How have we gotten to this point? It's difficult to lay the blame anywhere other than partisan news outlets and social media. For instance, according to the New York Times, Fox News host Laura Ingraham in April declared HCQ a "game changer" that could bring back patients stricken with COVID-19 "like Lazarus, up from the grave." Anyone who disagreed was "in total denial."

Hyperbole aside, at the time, HCQ was being investigated as a potential treatment. While Ingraham's initial enthusiasm could be somewhat justifiable based on anecdotal reports, it no longer is. Yet, Ingraham continues to promote any research that is pro-HCQ, despite the fact that the best available evidence (which comes from a recent randomized clinical trial) shows that the drug doesn't work.

ACSH was well ahead of the game. In March, Dr. Josh Bloom, who spent years at the bench as an antiviral drug researcher, was skeptical that HCQ would be potent enough to fight off the coronavirus. His scientific instinct -- based on a deep and practical understanding of toxicology and biochemistry -- was correct, and the best data that has been generated thus far confirms his suspicion.

Lest you are under the impression that pseudoscientific rants come from only one side of the political spectrum, rest assured that the crazy comes from every direction. MSNBC's Rachel Maddow claims that President Trump's "herd immunity" plan would result in the deaths of 6.4 million Americans. How does she get there? Well, by doing what she always does: Using fancy graphics and clever sounding logic that's based on faulty assumptions, half-truths, and sleight-of-hand.

Maddow assumes that about 2/3 of Americans would need to be immune to SARS-CoV-2 to create herd immunity. (Note: "Herd immunity" does not mean that there are no more infections; it means no more epidemics or outbreaks.) That's a reasonable estimate, and she calculates that 215 million Americans would need to be immune.

Now, the sleight-of-hand. She claims that a case-fatality rate of 2.97% would mean that, of those 215 million infected Americans, about 6.4 million would die.
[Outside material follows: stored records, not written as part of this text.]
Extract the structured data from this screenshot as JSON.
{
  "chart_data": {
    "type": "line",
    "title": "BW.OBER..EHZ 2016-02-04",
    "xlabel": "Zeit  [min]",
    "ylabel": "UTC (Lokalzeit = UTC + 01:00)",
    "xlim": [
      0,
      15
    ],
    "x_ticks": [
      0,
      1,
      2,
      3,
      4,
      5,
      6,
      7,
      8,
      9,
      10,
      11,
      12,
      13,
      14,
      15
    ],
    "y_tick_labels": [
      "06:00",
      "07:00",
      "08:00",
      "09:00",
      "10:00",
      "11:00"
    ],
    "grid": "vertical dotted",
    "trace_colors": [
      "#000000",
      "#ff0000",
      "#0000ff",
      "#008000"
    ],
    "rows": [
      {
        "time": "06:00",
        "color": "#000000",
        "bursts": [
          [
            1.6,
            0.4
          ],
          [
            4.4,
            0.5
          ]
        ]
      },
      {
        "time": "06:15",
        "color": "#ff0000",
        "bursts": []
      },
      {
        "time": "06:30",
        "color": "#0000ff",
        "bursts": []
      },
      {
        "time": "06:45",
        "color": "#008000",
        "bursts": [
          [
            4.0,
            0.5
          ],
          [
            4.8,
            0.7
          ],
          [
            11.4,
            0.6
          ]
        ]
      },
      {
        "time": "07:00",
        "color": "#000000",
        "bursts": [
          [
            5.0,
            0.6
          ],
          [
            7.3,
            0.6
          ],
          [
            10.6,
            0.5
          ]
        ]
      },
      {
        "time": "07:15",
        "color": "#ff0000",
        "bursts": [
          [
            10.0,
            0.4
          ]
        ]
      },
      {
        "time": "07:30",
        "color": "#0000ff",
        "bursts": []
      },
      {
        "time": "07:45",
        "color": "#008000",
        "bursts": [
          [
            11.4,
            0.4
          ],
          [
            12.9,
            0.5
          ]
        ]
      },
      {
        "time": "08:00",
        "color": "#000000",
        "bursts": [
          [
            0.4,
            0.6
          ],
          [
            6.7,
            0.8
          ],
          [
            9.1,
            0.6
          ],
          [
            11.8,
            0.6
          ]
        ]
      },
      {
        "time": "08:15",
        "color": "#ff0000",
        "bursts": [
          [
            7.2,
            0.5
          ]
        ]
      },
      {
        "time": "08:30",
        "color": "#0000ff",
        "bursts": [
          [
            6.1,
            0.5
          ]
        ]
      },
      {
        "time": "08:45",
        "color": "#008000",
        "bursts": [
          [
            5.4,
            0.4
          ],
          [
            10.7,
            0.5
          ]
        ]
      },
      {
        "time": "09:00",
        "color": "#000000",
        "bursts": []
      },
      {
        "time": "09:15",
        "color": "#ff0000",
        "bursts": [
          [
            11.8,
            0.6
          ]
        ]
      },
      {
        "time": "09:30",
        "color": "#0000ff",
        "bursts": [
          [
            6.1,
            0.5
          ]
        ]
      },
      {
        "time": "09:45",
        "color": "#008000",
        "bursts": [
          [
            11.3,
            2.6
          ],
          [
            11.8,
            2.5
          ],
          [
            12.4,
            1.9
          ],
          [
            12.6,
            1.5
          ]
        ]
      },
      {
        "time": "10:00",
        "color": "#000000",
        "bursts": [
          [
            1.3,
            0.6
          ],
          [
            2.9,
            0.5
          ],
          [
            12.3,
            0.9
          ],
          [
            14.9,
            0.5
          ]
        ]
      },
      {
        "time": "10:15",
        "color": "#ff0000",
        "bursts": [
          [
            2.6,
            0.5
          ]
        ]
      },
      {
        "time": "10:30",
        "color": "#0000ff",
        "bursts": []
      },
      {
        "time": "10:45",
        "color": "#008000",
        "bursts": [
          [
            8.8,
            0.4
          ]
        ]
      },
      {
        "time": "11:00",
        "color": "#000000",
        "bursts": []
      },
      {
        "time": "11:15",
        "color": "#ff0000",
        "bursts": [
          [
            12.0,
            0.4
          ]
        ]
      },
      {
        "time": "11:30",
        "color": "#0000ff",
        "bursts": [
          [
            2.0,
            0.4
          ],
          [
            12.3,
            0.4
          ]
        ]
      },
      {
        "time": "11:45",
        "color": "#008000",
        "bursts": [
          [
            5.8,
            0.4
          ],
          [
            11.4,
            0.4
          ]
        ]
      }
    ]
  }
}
There are three big problems with that. First, the case-fatality rate (which examines fatalities among confirmed cases), is far higher than the infection-fatality rate (which examines fatalities among all cases, both confirmed and unconfirmed). The current CFR is around 2.7%, but the IFR is likely closer to 0.64%. Second, the fatality rate is falling as we've learned how to better treat COVID-19 with drugs like remdesivir and dexamethasone. And third (setting aside the argument over whether herd immunity is a viable strategy), it's dishonest to assume that the plan involves infecting 215 million random Americans. That is not true. The plan, to the extent that there is one, involves protecting the elderly and infirm while allowing younger, healthier people to contract COVID-19. The infection-fatality rate will be far lower for these people.

Finally, because this is particularly stupid, Buzzfeed says that T cells are part of a right-wing conspiracy.

(Surprisingly, the article explained the science fairly well if you're able to get past the ludicrous headline.)

Partisanship Will Destroy American Science

As we have written previously, political partisanship is an existential threat to American science and technology. It's frankly pathetic that any science news presented by the media must first pass through a red or blue filter.